Between her return to Liverpool in November and mid-December, Ellen underwent modifications that increased her burthen from 134 to 152, and so the number of captives that Dolben's Act permitted her to carry without penalty from 223 to 253.

5th voyage transporting enslaved people (1791–1792): Captain James Irving sailed from Liverpool on 3 January 1791. However, she was delayed on the coast of Lancashire for at least a month. Irving wrote a letter to his wife from the ship while moored near Ulverston in England. In the letter he wrote about his third mate, Bailey, who had "proved to be a rascal" because he had attempted to escape the ship with two other crew members. Irving wrote "on presenting a Pistol to his head he ran and I secured him". The decision to force three crew members to stay aboard represented a risk to the voyage.

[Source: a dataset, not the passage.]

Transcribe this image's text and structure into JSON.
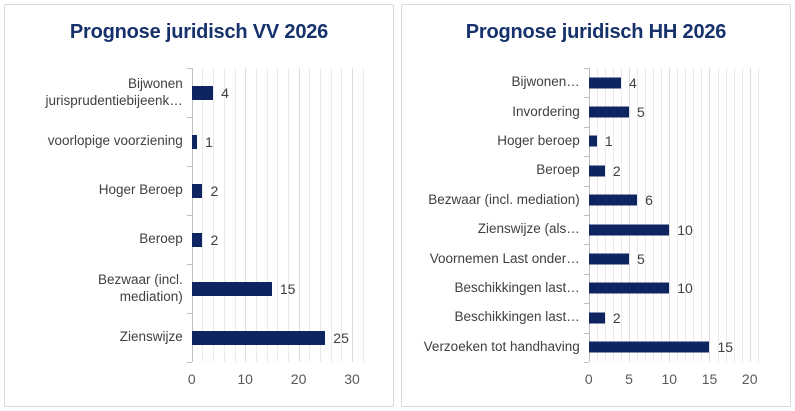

On 4 April Irving started acquiring captives at Cape Coast Castle. From there he sailed to Anomabu to acquire more captives. For five months Ellen sailed between Anomabu and Benin. She sailed from Africa on 16 September. Ellen had embarked 253 captives, the maximum number she was permitted to carry without penalty under Dolben's Act.

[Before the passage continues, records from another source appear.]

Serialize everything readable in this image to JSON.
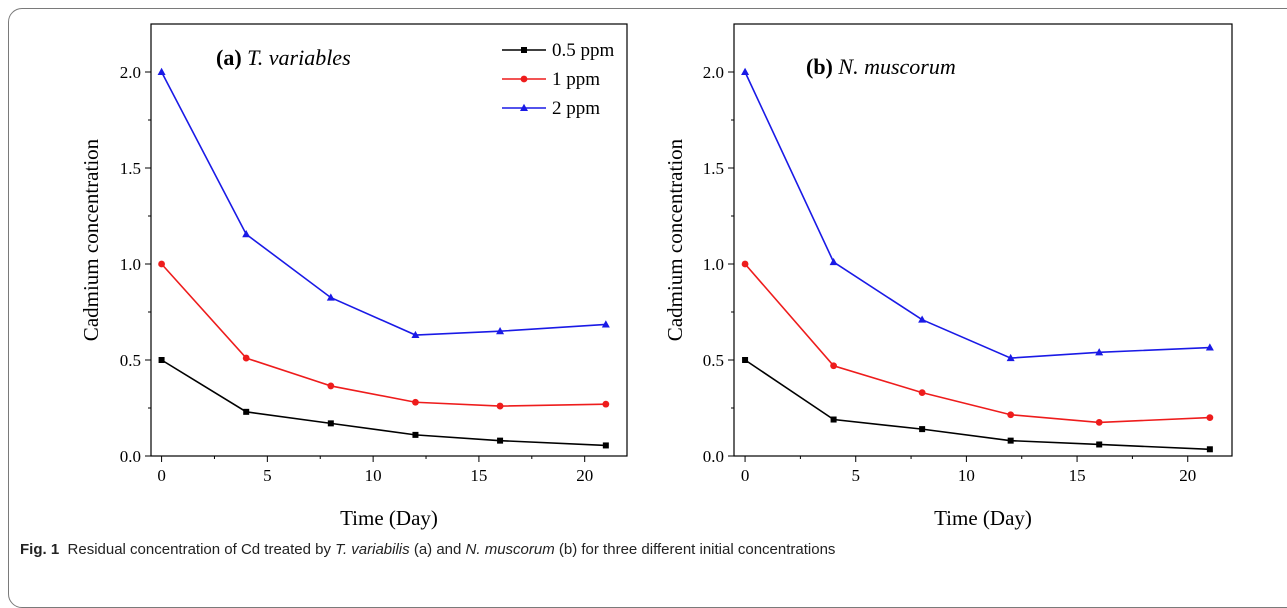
{
  "caption": {
    "label": "Fig. 1",
    "parts": [
      {
        "text": "Residual concentration of Cd treated by ",
        "italic": false
      },
      {
        "text": "T. variabilis",
        "italic": true
      },
      {
        "text": " (a) and ",
        "italic": false
      },
      {
        "text": "N. muscorum",
        "italic": true
      },
      {
        "text": " (b) for three different initial concentrations",
        "italic": false
      }
    ]
  },
  "chart_data": [
    {
      "type": "line",
      "panel_label": "(a)",
      "title": "T. variables",
      "xlabel": "Time (Day)",
      "ylabel": "Cadmium concentration",
      "xlim": [
        -0.5,
        22
      ],
      "ylim": [
        0,
        2.25
      ],
      "xticks": [
        0,
        5,
        10,
        15,
        20
      ],
      "yticks": [
        0.0,
        0.5,
        1.0,
        1.5,
        2.0
      ],
      "ytick_labels": [
        "0.0",
        "0.5",
        "1.0",
        "1.5",
        "2.0"
      ],
      "legend_position": "top-right",
      "x": [
        0,
        4,
        8,
        12,
        16,
        21
      ],
      "series": [
        {
          "name": "0.5 ppm",
          "color": "#000000",
          "marker": "square",
          "values": [
            0.5,
            0.23,
            0.17,
            0.11,
            0.08,
            0.055
          ]
        },
        {
          "name": "1 ppm",
          "color": "#ee1c1c",
          "marker": "circle",
          "values": [
            1.0,
            0.51,
            0.365,
            0.28,
            0.26,
            0.27
          ]
        },
        {
          "name": "2 ppm",
          "color": "#1a1ae6",
          "marker": "triangle",
          "values": [
            2.0,
            1.155,
            0.825,
            0.63,
            0.65,
            0.685
          ]
        }
      ]
    },
    {
      "type": "line",
      "panel_label": "(b)",
      "title": "N. muscorum",
      "xlabel": "Time (Day)",
      "ylabel": "Cadmium concentration",
      "xlim": [
        -0.5,
        22
      ],
      "ylim": [
        0,
        2.25
      ],
      "xticks": [
        0,
        5,
        10,
        15,
        20
      ],
      "yticks": [
        0.0,
        0.5,
        1.0,
        1.5,
        2.0
      ],
      "ytick_labels": [
        "0.0",
        "0.5",
        "1.0",
        "1.5",
        "2.0"
      ],
      "x": [
        0,
        4,
        8,
        12,
        16,
        21
      ],
      "series": [
        {
          "name": "0.5 ppm",
          "color": "#000000",
          "marker": "square",
          "values": [
            0.5,
            0.19,
            0.14,
            0.08,
            0.06,
            0.035
          ]
        },
        {
          "name": "1 ppm",
          "color": "#ee1c1c",
          "marker": "circle",
          "values": [
            1.0,
            0.47,
            0.33,
            0.215,
            0.175,
            0.2
          ]
        },
        {
          "name": "2 ppm",
          "color": "#1a1ae6",
          "marker": "triangle",
          "values": [
            2.0,
            1.01,
            0.71,
            0.51,
            0.54,
            0.565
          ]
        }
      ]
    }
  ]
}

Captain Irving died on 24 December; at the age of 32. He was the sixth, and last, crew member to die on the voyage. The chief mate had died about a month earlier, on 28 November. The second mate had been discharged on 25 May. Consequently it was the third mate, James Bailey, who had tried to escape the ship before it had left England, that brought the ship back.

Ellen arrived at Trinidad and Tobago on 11 January 1792, with 206 captives, for a 19% mortality rate on the Middle Passage. She sailed on 30 March and arrived back at Liverpool on 15 May. She had left Liverpool with 16 crew members and had suffered six crew deaths on her voyage.

6th voyage transporting enslaved people (1792–loss): Captain Molyneux sailed from Liverpool in October 1792.

==Fate==
The French captured Ellen as she was approaching the West Indies and took her and her captives into Les Cayes.

In 1793, 17 British enslaving ships were lost. Nine of those were lost in the Middle Passage, sailing between Africa and the West Indies. During the period 1793 to 1807, war, rather than maritime hazards or resistance by the captives, was the greatest cause of vessel losses among British slave vessels.